The Neuropsychiatry of Niemann-Pick Type C Disease in Adulthood

Mark Walterfang, FRANZCP, Michael Fietz, Ph.D., Michael Fahey, FRACP, Danny Sullivan, FRANZCP, Pamela Leane, B.Sc. (Hons), Dan I. Lubman, FRANZCP, Ph.D. and Dennis Velakoulis, FRANZCP

Received October 25, 2004; revised March 31, 2005; accepted April 8, 2005. From the Neuropsychiatry Unit, Royal Melbourne Hospital, Melbourne, Australia; Genetic Health Services Victoria, Royal Children’s Hospital, Melbourne, Australia; and Department of Biochemical and Molecular Genetics, Women’s and Children’s Hospital, Adelaide, Australia. Address correspondence to Dr. Walterfang, Neuropsychiatry Unit, Level 2, John Cade Building, Royal Melbourne Hospital, Melbourne 3050, Australia; mark.walterfang{at}mh.org.au (E-mail).

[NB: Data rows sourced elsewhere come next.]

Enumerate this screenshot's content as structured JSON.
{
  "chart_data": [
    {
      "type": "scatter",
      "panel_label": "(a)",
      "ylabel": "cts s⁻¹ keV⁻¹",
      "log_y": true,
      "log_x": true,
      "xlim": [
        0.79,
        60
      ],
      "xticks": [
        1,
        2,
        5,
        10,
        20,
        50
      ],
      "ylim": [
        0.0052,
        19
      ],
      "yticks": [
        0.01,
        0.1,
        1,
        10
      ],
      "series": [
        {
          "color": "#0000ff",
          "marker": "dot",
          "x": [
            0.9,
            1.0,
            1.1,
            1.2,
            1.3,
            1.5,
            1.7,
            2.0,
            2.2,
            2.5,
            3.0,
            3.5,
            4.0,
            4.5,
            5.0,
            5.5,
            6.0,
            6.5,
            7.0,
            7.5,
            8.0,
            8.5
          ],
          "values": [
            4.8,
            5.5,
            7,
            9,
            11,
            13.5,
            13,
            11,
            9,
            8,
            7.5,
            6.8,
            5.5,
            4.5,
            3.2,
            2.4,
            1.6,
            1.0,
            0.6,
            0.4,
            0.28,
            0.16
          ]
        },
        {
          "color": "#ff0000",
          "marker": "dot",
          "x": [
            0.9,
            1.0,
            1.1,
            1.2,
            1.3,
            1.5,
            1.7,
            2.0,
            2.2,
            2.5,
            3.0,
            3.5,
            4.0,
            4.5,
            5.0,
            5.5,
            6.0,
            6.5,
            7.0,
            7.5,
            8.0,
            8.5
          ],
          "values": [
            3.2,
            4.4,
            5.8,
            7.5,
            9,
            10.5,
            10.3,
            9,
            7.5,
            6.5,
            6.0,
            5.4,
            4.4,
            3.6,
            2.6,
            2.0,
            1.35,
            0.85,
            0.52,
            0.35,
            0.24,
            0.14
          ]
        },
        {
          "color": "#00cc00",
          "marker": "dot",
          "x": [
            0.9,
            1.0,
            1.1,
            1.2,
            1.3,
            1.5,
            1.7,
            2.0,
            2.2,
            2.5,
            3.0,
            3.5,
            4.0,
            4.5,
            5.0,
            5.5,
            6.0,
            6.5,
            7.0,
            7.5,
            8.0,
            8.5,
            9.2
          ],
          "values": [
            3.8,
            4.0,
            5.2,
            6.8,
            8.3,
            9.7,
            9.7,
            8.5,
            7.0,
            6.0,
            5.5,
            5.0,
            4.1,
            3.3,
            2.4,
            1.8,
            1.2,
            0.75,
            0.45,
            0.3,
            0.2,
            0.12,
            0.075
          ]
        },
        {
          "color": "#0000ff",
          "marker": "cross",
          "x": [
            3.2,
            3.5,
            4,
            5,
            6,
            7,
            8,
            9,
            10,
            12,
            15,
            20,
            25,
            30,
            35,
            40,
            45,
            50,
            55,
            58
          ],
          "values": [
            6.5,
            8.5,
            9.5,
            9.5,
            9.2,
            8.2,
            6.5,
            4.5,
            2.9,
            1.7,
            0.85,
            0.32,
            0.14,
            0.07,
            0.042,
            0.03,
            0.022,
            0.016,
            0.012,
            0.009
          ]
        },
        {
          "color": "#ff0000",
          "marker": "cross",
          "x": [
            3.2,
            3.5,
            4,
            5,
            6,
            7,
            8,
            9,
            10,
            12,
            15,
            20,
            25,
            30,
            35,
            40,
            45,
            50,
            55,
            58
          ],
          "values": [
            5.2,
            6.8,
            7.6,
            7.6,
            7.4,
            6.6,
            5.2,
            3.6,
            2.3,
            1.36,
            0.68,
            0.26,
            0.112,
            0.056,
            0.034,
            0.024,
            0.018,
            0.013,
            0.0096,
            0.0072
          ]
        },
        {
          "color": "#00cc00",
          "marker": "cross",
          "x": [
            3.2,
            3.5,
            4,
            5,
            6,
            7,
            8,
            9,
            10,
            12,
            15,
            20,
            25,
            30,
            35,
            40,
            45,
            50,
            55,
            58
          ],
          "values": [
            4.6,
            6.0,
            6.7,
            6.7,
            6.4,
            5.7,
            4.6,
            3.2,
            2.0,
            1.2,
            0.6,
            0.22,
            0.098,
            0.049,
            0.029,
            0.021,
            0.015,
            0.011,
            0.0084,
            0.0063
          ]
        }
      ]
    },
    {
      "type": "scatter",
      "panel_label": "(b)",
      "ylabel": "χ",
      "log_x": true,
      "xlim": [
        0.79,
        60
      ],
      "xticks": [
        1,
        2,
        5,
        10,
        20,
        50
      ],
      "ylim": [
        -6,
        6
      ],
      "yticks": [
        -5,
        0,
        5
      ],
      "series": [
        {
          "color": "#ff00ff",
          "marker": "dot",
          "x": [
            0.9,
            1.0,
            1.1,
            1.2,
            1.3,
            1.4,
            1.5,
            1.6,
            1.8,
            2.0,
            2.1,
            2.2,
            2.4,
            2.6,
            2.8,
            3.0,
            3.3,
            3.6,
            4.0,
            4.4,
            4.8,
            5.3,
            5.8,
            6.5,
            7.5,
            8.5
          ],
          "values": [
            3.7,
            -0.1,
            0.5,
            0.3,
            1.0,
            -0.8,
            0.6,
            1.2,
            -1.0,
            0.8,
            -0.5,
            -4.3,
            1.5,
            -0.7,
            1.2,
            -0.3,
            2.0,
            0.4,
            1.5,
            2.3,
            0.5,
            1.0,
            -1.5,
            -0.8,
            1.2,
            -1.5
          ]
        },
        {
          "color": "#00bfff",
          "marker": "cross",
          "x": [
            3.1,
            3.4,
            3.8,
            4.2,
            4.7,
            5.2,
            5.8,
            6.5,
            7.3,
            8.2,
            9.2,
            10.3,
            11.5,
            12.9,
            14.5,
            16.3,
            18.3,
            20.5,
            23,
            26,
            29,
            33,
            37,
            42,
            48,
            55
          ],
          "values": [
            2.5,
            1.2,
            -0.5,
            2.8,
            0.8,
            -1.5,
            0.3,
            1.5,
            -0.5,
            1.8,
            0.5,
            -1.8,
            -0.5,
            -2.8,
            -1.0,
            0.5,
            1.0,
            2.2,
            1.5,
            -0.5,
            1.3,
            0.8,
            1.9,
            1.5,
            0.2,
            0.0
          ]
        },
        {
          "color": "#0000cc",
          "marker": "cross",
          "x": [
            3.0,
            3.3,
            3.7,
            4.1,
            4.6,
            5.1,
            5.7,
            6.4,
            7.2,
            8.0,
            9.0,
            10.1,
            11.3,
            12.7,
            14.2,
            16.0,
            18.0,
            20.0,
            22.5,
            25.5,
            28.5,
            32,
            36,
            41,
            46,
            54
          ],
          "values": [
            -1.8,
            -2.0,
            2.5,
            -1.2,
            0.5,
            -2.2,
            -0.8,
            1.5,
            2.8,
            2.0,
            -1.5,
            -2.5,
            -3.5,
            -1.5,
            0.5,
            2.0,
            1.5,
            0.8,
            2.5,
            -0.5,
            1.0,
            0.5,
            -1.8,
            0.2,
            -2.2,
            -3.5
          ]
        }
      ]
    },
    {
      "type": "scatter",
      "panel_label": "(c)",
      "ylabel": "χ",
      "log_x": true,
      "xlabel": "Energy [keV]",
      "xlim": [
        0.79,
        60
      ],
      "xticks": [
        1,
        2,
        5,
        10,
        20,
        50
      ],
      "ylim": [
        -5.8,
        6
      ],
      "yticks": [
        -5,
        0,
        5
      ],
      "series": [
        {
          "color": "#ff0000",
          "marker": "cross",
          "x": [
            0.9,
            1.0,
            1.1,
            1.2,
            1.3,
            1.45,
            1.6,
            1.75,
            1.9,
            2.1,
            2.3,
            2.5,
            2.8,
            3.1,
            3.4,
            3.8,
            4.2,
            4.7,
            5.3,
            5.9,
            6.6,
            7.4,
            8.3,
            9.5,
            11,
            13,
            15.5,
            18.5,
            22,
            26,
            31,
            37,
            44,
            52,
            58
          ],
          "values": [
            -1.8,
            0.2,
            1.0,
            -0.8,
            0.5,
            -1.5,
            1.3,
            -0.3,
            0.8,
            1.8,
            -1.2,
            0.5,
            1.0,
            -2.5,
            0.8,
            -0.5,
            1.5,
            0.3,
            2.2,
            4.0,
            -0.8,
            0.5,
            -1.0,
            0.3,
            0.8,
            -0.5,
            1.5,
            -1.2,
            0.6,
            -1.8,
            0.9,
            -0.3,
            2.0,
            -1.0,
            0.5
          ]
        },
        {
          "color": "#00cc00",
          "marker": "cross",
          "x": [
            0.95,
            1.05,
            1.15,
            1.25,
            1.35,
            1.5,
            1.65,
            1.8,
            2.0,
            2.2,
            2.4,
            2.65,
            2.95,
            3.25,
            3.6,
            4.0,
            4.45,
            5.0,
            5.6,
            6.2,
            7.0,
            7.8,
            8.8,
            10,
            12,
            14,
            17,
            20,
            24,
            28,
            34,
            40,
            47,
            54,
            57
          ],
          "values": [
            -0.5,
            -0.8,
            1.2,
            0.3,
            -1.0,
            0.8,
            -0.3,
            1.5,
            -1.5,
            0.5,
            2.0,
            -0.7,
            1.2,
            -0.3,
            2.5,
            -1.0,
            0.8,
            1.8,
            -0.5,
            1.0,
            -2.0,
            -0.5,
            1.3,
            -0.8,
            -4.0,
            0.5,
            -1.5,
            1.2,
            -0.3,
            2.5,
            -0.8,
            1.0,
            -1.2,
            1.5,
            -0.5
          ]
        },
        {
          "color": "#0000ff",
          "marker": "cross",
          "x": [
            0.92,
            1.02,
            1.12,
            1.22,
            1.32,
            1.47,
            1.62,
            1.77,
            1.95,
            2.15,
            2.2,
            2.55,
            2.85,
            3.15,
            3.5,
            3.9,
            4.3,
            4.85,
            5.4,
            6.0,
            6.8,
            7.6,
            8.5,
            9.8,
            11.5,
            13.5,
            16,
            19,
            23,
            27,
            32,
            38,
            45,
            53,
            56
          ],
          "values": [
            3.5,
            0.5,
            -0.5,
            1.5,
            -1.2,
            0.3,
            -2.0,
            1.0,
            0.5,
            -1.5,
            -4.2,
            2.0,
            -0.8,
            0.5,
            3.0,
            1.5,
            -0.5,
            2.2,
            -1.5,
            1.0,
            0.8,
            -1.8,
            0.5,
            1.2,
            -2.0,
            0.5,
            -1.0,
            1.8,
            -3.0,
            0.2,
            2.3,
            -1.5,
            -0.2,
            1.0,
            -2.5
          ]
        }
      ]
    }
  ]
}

Psychotic symptoms occur in a variety of medical and neurological conditions. The authors describe three young men with a variant form of Niemann-Pick type C disease, a neurodegenerative disorder related to abnormal intracellular cholesterol metabolism, who presented with psychosis in early adulthood. Two patients were treated for schizophrenia for many years prior to a diagnosis of Niemann-Pick type C. The cases presented in this article illustrate the role of changes in both white and gray matter structures in psychosis, and, like the assessments of other neurodevelopmental disorders that predispose toward psychotic presentations, shed light on the underlying pathophysiology of major mental disorders.